One winter when I lived in Minneapolis I made large ice votives. It took a little experimenting but I got it down.
Round five gallon bucket
Round 2 gallon bucket filled with rocks hanging from an adjustable length cord from the ceiling
Fill 5 with water then set the 2 gallon inside. Top off the fiver. Adjust the length of the cord so that the rim of the 2 is even with the top of the five. Leave the water to freeze. Keep a note of time and temperature so you can get a rhythm.
When the ice has frozen to a desired thickness pull out the 2 gallon. To make the nicest globes you'll find that the ice will freeze thickest on the bottom then a bit thicker on the sides. The top will freeze too but not 'freeze in' the rock filled bucket. With good timing you'll have a chamber inside that is sorta round with some water in it. Pour the chilled water in your next 5 as a starter. Set the ice votive aside to freeze solid. Most of the time the votive will slide out of the bucket/mold. If not, dipping it in a bigger bucket will thaw the surface a little. I found that having the side shell about 1/3 frozen worked best.
Once you get your system you can start a factory in the garage.
The 5ers last a LONG time! They are deep enough so that the wind doesn't blow out the candle. Kind of like a hurricane chimney.

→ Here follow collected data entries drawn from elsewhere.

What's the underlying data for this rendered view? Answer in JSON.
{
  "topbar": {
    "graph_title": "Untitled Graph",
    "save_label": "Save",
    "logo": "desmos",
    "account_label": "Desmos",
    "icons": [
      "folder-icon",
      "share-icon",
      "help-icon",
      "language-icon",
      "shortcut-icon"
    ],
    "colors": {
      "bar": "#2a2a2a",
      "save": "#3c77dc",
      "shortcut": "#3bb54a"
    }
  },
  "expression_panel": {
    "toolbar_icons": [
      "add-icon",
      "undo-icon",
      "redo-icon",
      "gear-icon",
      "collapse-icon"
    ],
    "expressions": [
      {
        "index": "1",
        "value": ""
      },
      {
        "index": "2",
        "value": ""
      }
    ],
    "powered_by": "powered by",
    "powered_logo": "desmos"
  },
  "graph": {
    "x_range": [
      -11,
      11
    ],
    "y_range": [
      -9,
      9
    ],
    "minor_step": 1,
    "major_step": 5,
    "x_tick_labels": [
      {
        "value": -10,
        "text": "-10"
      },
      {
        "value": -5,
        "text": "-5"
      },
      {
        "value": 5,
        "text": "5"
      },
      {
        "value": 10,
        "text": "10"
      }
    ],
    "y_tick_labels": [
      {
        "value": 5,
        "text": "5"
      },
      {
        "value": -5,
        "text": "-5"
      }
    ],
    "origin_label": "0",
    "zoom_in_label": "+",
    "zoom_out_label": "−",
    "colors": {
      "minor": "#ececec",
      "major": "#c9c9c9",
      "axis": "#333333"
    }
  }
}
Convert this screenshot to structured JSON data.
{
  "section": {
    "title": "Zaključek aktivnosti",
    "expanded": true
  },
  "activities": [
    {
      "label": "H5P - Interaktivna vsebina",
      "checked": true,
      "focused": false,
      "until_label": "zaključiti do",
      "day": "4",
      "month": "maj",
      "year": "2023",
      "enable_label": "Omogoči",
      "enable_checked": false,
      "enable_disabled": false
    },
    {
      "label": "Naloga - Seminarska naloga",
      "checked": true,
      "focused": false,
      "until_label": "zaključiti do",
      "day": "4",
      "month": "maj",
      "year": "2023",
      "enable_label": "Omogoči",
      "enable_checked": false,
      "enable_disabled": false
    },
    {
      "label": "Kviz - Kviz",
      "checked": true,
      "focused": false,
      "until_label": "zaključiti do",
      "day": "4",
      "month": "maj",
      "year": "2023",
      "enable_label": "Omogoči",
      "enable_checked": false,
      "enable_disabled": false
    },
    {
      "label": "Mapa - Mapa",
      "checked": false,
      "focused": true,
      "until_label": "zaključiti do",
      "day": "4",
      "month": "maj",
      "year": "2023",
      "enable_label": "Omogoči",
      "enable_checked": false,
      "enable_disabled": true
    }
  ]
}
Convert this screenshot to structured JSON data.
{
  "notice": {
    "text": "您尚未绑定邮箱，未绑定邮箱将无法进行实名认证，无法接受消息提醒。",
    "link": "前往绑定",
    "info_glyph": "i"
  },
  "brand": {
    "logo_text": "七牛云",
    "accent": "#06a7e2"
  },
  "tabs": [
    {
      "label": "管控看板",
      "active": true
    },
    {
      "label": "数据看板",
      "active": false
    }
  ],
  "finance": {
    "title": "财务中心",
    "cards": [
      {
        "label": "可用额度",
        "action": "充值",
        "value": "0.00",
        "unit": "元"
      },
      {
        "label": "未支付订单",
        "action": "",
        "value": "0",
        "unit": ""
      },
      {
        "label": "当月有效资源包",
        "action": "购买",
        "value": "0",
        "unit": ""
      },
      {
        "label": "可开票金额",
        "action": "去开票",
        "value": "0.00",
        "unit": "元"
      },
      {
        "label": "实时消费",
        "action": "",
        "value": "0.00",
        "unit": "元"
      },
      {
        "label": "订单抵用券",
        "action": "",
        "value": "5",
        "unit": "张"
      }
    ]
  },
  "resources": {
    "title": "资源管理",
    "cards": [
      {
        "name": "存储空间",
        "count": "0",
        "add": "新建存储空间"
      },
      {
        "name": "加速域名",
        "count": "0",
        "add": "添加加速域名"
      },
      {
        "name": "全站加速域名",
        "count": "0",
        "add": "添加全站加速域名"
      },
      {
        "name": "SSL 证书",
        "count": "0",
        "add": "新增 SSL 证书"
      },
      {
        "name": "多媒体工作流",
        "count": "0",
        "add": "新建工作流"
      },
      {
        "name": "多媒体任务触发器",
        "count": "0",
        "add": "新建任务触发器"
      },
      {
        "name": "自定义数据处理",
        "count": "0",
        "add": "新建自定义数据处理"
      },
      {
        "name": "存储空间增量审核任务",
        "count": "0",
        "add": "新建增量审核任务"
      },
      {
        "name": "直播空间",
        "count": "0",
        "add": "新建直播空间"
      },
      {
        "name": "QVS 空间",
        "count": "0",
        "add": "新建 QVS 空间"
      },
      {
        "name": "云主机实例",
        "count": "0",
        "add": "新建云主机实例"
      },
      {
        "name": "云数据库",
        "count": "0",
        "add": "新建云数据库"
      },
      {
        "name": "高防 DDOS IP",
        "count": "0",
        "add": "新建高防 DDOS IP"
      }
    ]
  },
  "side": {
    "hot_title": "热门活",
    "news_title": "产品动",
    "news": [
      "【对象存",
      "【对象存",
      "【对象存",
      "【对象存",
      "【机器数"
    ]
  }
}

A friend took this idea and got really creative. He put die in the water. On some of the molds the die separated as it froze leaving a darker ring at the bottom and lighter colors towards the top. Then he started freezing in layers with the 5er sitting flat. That lead to tipping the bucket to make angled layers...wild stuff but way too involved for me. Artsy cooks do the same with Jello sometimes!